Nilai ISA pada berbagai penggunaan lahan disajikan pada Tabel 5. Hasil pengamatan ISA menunjukkan urutan tertinggi, yaitu 1401,4 pada Kebun Karet,
496,4 pada Kebun Durian, 385,3 pada Tanah Terbuka, dan 362,8 pada Kebun Singkong. Nilai ISA yang tinggi pada lahan Kebun Karet ini menunjukkan bahwa
tanah pada lahan tersebut memiliki ketahanan yang lebih tinggi terhadap gaya perusak dibandingkan dengan lahan yang lainnya. Hal ini menyebabkan pori
tanah yang terbentuk pada lahan ini dapat lebih tahan terhadap gangguan yang ada, sehingga dapat mempertahankan laju infiltrasi tanahnya.
Pengaruh stabilitas agregat tanah ini dapat dilihat pada Gambar 5, dimana kurva laju infiltrasi tanah pada Kebun Karet relatif lebih landai dibandingkan
dengan penggunaan lahan lainnya.
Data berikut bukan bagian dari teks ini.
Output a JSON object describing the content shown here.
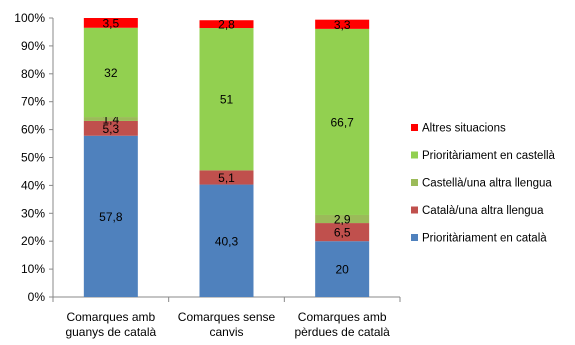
{
  "chart_data": {
    "type": "bar",
    "stacked": true,
    "percent": true,
    "categories": [
      [
        "Comarques amb",
        "guanys de català"
      ],
      [
        "Comarques sense",
        "canvis"
      ],
      [
        "Comarques amb",
        "pèrdues de català"
      ]
    ],
    "ylim": [
      0,
      100
    ],
    "yticks": [
      "0%",
      "10%",
      "20%",
      "30%",
      "40%",
      "50%",
      "60%",
      "70%",
      "80%",
      "90%",
      "100%"
    ],
    "grid": false,
    "legend_position": "right",
    "series": [
      {
        "name": "Prioritàriament en català",
        "color": "#4F81BD",
        "values": [
          57.8,
          40.3,
          20
        ],
        "labels": [
          "57,8",
          "40,3",
          "20"
        ]
      },
      {
        "name": "Català/una altra llengua",
        "color": "#C0504D",
        "values": [
          5.3,
          5.1,
          6.5
        ],
        "labels": [
          "5,3",
          "5,1",
          "6,5"
        ]
      },
      {
        "name": "Castellà/una altra llengua",
        "color": "#9BBB59",
        "values": [
          1.4,
          0,
          2.9
        ],
        "labels": [
          "1,4",
          "",
          "2,9"
        ]
      },
      {
        "name": "Prioritàriament en castellà",
        "color": "#92D050",
        "values": [
          32,
          51,
          66.7
        ],
        "labels": [
          "32",
          "51",
          "66,7"
        ]
      },
      {
        "name": "Altres situacions",
        "color": "#FF0000",
        "values": [
          3.5,
          2.8,
          3.3
        ],
        "labels": [
          "3,5",
          "2,8",
          "3,3"
        ]
      }
    ],
    "legend_order": [
      4,
      3,
      2,
      1,
      0
    ]
  }
}
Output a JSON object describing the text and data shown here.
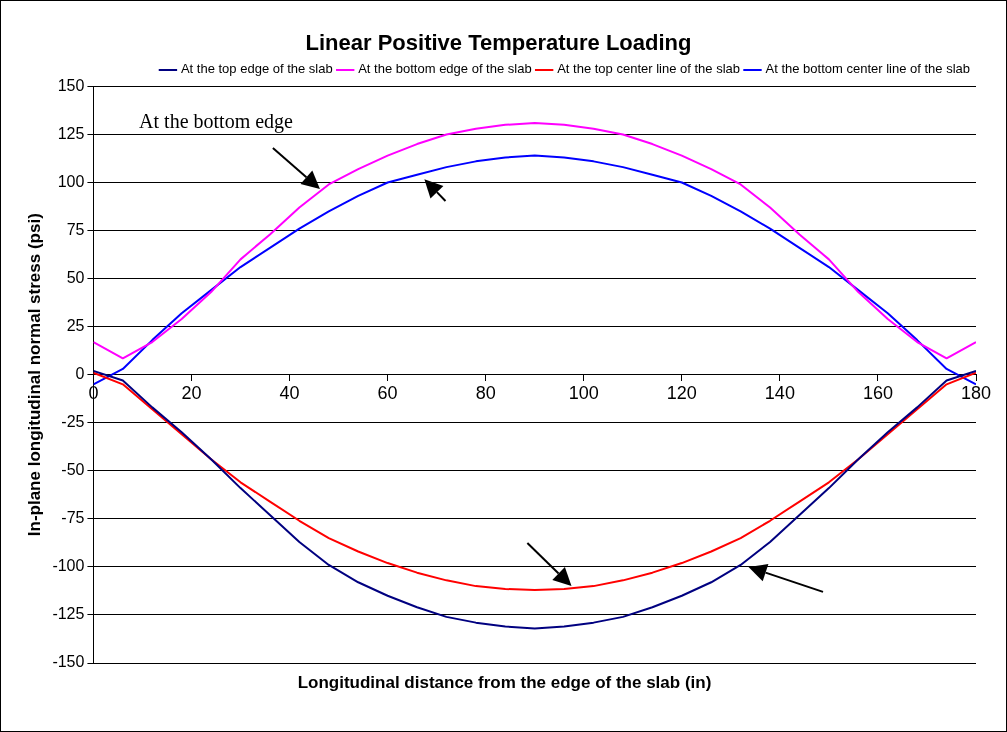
{
  "chart_data": {
    "type": "line",
    "title": "Linear Positive Temperature Loading",
    "xlabel": "Longitudinal distance from the edge of the slab (in)",
    "ylabel": "In-plane longitudinal normal stress (psi)",
    "annotations": [
      "At the bottom edge"
    ],
    "x": [
      0,
      6,
      12,
      18,
      24,
      30,
      36,
      42,
      48,
      54,
      60,
      66,
      72,
      78,
      84,
      90,
      96,
      102,
      108,
      114,
      120,
      126,
      132,
      138,
      144,
      150,
      156,
      162,
      168,
      174,
      180
    ],
    "series": [
      {
        "name": "At the top edge of the slab",
        "color": "#000080",
        "values": [
          2,
          -3,
          -17,
          -30,
          -44,
          -59,
          -73,
          -87,
          -99,
          -108,
          -115,
          -121,
          -126,
          -129,
          -131,
          -132,
          -131,
          -129,
          -126,
          -121,
          -115,
          -108,
          -99,
          -87,
          -73,
          -59,
          -44,
          -30,
          -17,
          -3,
          2
        ]
      },
      {
        "name": "At the bottom edge of the slab",
        "color": "#ff00ff",
        "values": [
          17,
          8.5,
          17,
          29,
          43,
          60,
          73,
          87,
          99,
          107,
          114,
          120,
          125,
          128,
          130,
          131,
          130,
          128,
          125,
          120,
          114,
          107,
          99,
          87,
          73,
          60,
          43,
          29,
          17,
          8.5,
          17
        ]
      },
      {
        "name": "At the top center line of the slab",
        "color": "#ff0000",
        "values": [
          1,
          -5,
          -18,
          -31,
          -44,
          -56,
          -66,
          -76,
          -85,
          -92,
          -98,
          -103,
          -107,
          -110,
          -111.5,
          -112,
          -111.5,
          -110,
          -107,
          -103,
          -98,
          -92,
          -85,
          -76,
          -66,
          -56,
          -44,
          -31,
          -18,
          -5,
          1
        ]
      },
      {
        "name": "At the bottom center line of the slab",
        "color": "#0000ff",
        "values": [
          -5,
          3,
          18,
          32,
          44,
          56,
          66,
          76,
          85,
          93,
          100,
          104,
          108,
          111,
          113,
          114,
          113,
          111,
          108,
          104,
          100,
          93,
          85,
          76,
          66,
          56,
          44,
          32,
          18,
          3,
          -5
        ]
      }
    ],
    "xlim": [
      0,
      180
    ],
    "xticks": [
      0,
      20,
      40,
      60,
      80,
      100,
      120,
      140,
      160,
      180
    ],
    "ylim": [
      -150,
      150
    ],
    "yticks": [
      -150,
      -125,
      -100,
      -75,
      -50,
      -25,
      0,
      25,
      50,
      75,
      100,
      125,
      150
    ],
    "grid": "y",
    "legend": "top right",
    "marker": "none",
    "line_style": "solid"
  }
}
Hal ini menunjukkan jumlah pori yang terdapat dalam tanah dapat lebih dipertahankan sehingga penurunan laju infiltrasi
yang terjadi tidak terlalu besar dan memiliki laju infiltrasi konstan yang lebih tinggi dibandingkan dengan Kebun Durian dan Lahan Terbuka.
Lahan Kebun Durian memiliki nilai ISA yang lebih rendah dibandingkan dengan Kebun Karet, yaitu sebesar 496,4. Hal ini menunjukkan bahwa ketahanan
tanah pada lahan Kebun Durian tidak lebih baik dibandingkan dengan Kebun Karet. Berdasarkan Gambar 5, kurva laju infiltrasi pada lahan Kebun Durian
mengalami penurunan yang lebih tinggi kurva lebih curam dibandingkan dengan Kebun Karet. Penurunan laju infiltrasi yang cukup tinggi tersebut menunjukkan
bahwa jumlah pori yang dapat melalukan air pada lahan Kebun Durian mengalami penurunan akibat penyumbatan oleh partikel tanah yang terdispersi.
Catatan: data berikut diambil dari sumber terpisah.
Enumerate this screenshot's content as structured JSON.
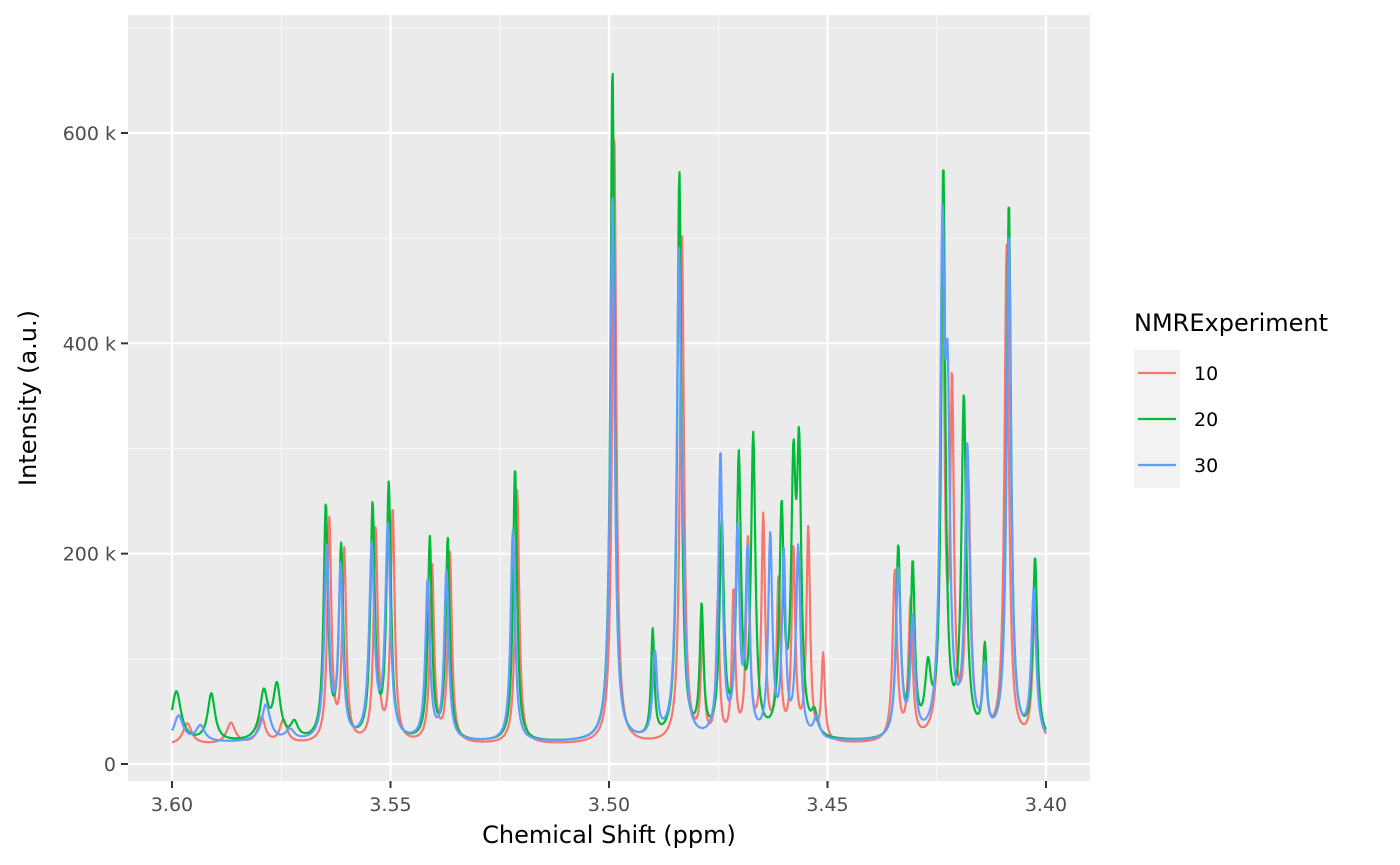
{
  "chart_data": {
    "type": "line",
    "title": "",
    "xlabel": "Chemical Shift (ppm)",
    "ylabel": "Intensity (a.u.)",
    "xlim": [
      3.6,
      3.4
    ],
    "x_reversed": true,
    "ylim": [
      -15000,
      705000
    ],
    "x_ticks": [
      3.6,
      3.55,
      3.5,
      3.45,
      3.4
    ],
    "x_tick_labels": [
      "3.60",
      "3.55",
      "3.50",
      "3.45",
      "3.40"
    ],
    "y_ticks": [
      0,
      200000,
      400000,
      600000
    ],
    "y_tick_labels": [
      "0",
      "200 k",
      "400 k",
      "600 k"
    ],
    "grid": true,
    "legend": {
      "title": "NMRExperiment",
      "position": "right"
    },
    "colors": {
      "10": "#F8766D",
      "20": "#00BA38",
      "30": "#619CFF"
    },
    "peaks": {
      "10": [
        [
          3.5965,
          20000,
          0.0012
        ],
        [
          3.5865,
          20000,
          0.0012
        ],
        [
          3.5795,
          25000,
          0.001
        ],
        [
          3.5745,
          22000,
          0.001
        ],
        [
          3.564,
          211000,
          0.00055
        ],
        [
          3.5606,
          181000,
          0.00055
        ],
        [
          3.5534,
          201000,
          0.00055
        ],
        [
          3.5495,
          221000,
          0.00055
        ],
        [
          3.5405,
          170000,
          0.00055
        ],
        [
          3.5364,
          180000,
          0.00055
        ],
        [
          3.521,
          241000,
          0.00055
        ],
        [
          3.4988,
          581000,
          0.00055
        ],
        [
          3.4833,
          481000,
          0.00055
        ],
        [
          3.4786,
          101000,
          0.00045
        ],
        [
          3.4751,
          131000,
          0.00045
        ],
        [
          3.4715,
          141000,
          0.00045
        ],
        [
          3.4682,
          191000,
          0.0005
        ],
        [
          3.4647,
          211000,
          0.0005
        ],
        [
          3.4612,
          151000,
          0.0005
        ],
        [
          3.4578,
          181000,
          0.0005
        ],
        [
          3.4544,
          201000,
          0.0005
        ],
        [
          3.451,
          81000,
          0.00045
        ],
        [
          3.4346,
          161000,
          0.0006
        ],
        [
          3.431,
          131000,
          0.00055
        ],
        [
          3.4237,
          471000,
          0.00055
        ],
        [
          3.4215,
          321000,
          0.0005
        ],
        [
          3.4178,
          241000,
          0.00065
        ],
        [
          3.414,
          81000,
          0.0005
        ],
        [
          3.409,
          471000,
          0.0006
        ],
        [
          3.4025,
          141000,
          0.0006
        ]
      ],
      "20": [
        [
          3.599,
          48000,
          0.0013
        ],
        [
          3.591,
          45000,
          0.001
        ],
        [
          3.579,
          45000,
          0.0011
        ],
        [
          3.576,
          50000,
          0.001
        ],
        [
          3.572,
          15000,
          0.001
        ],
        [
          3.5648,
          221000,
          0.0006
        ],
        [
          3.5613,
          181000,
          0.0006
        ],
        [
          3.5541,
          221000,
          0.0006
        ],
        [
          3.5504,
          241000,
          0.0006
        ],
        [
          3.541,
          191000,
          0.00055
        ],
        [
          3.5369,
          191000,
          0.00055
        ],
        [
          3.5215,
          261000,
          0.00055
        ],
        [
          3.4992,
          641000,
          0.00055
        ],
        [
          3.4839,
          541000,
          0.00055
        ],
        [
          3.49,
          101000,
          0.00045
        ],
        [
          3.4788,
          121000,
          0.0005
        ],
        [
          3.4742,
          201000,
          0.0006
        ],
        [
          3.4703,
          261000,
          0.0006
        ],
        [
          3.467,
          281000,
          0.0006
        ],
        [
          3.4605,
          211000,
          0.0006
        ],
        [
          3.4578,
          231000,
          0.0006
        ],
        [
          3.4565,
          251000,
          0.0006
        ],
        [
          3.453,
          20000,
          0.0008
        ],
        [
          3.4338,
          181000,
          0.0006
        ],
        [
          3.4305,
          161000,
          0.00055
        ],
        [
          3.427,
          60000,
          0.0008
        ],
        [
          3.4235,
          541000,
          0.00055
        ],
        [
          3.4188,
          321000,
          0.00065
        ],
        [
          3.414,
          81000,
          0.0005
        ],
        [
          3.4085,
          511000,
          0.0006
        ],
        [
          3.4025,
          171000,
          0.0006
        ]
      ],
      "30": [
        [
          3.5985,
          25000,
          0.0013
        ],
        [
          3.5935,
          15000,
          0.0012
        ],
        [
          3.5785,
          35000,
          0.0012
        ],
        [
          3.573,
          10000,
          0.0012
        ],
        [
          3.5646,
          181000,
          0.00065
        ],
        [
          3.5614,
          161000,
          0.0006
        ],
        [
          3.5543,
          181000,
          0.0007
        ],
        [
          3.5506,
          201000,
          0.0007
        ],
        [
          3.5415,
          151000,
          0.0006
        ],
        [
          3.5372,
          161000,
          0.0006
        ],
        [
          3.522,
          201000,
          0.0006
        ],
        [
          3.4992,
          521000,
          0.0006
        ],
        [
          3.484,
          451000,
          0.0006
        ],
        [
          3.4895,
          80000,
          0.0006
        ],
        [
          3.483,
          80000,
          0.0005
        ],
        [
          3.4745,
          271000,
          0.00055
        ],
        [
          3.4706,
          191000,
          0.00055
        ],
        [
          3.4683,
          171000,
          0.00055
        ],
        [
          3.4631,
          191000,
          0.00055
        ],
        [
          3.46,
          171000,
          0.0005
        ],
        [
          3.4567,
          181000,
          0.0006
        ],
        [
          3.4525,
          20000,
          0.0008
        ],
        [
          3.4338,
          161000,
          0.00065
        ],
        [
          3.4305,
          111000,
          0.0006
        ],
        [
          3.4237,
          451000,
          0.0006
        ],
        [
          3.4225,
          281000,
          0.0006
        ],
        [
          3.418,
          271000,
          0.00065
        ],
        [
          3.414,
          61000,
          0.00055
        ],
        [
          3.4085,
          481000,
          0.0006
        ],
        [
          3.4028,
          141000,
          0.00065
        ]
      ]
    },
    "series": [
      {
        "name": "10",
        "baseline": 18000
      },
      {
        "name": "20",
        "baseline": 20000
      },
      {
        "name": "30",
        "baseline": 20000
      }
    ]
  }
}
Kebun Singkong memiliki nilai ISA paling rendah yaitu sebesar 362,8 namun masih tergolong sangat mantap sekali. Lahan Kebun Singkong termasuk
dalam lahan pertanian intensif, dimana pengolahan tanah dilakukan terus menerus. Aktivitas ini menyebabkan agregat-agregat tanahnya sering mengalami gangguan
sehingga memiliki kemantapan agregat yang lebih rendah dibandingkan Kebun Karet dan Kebun Durian. Namun, akibat pembentukan umbi yang dapat
menggemburkan tanah mampu menstimulasi pergerakan air masuk ke dalam tanah menjadi lebih cepat. Hal ini dapat dilihat pada Gambar 5, dimana Kebun
Singkong memiliki laju infiltrasi konstan yang lebih tinggi dibandingkan dengan penggunaan lahan lainnya.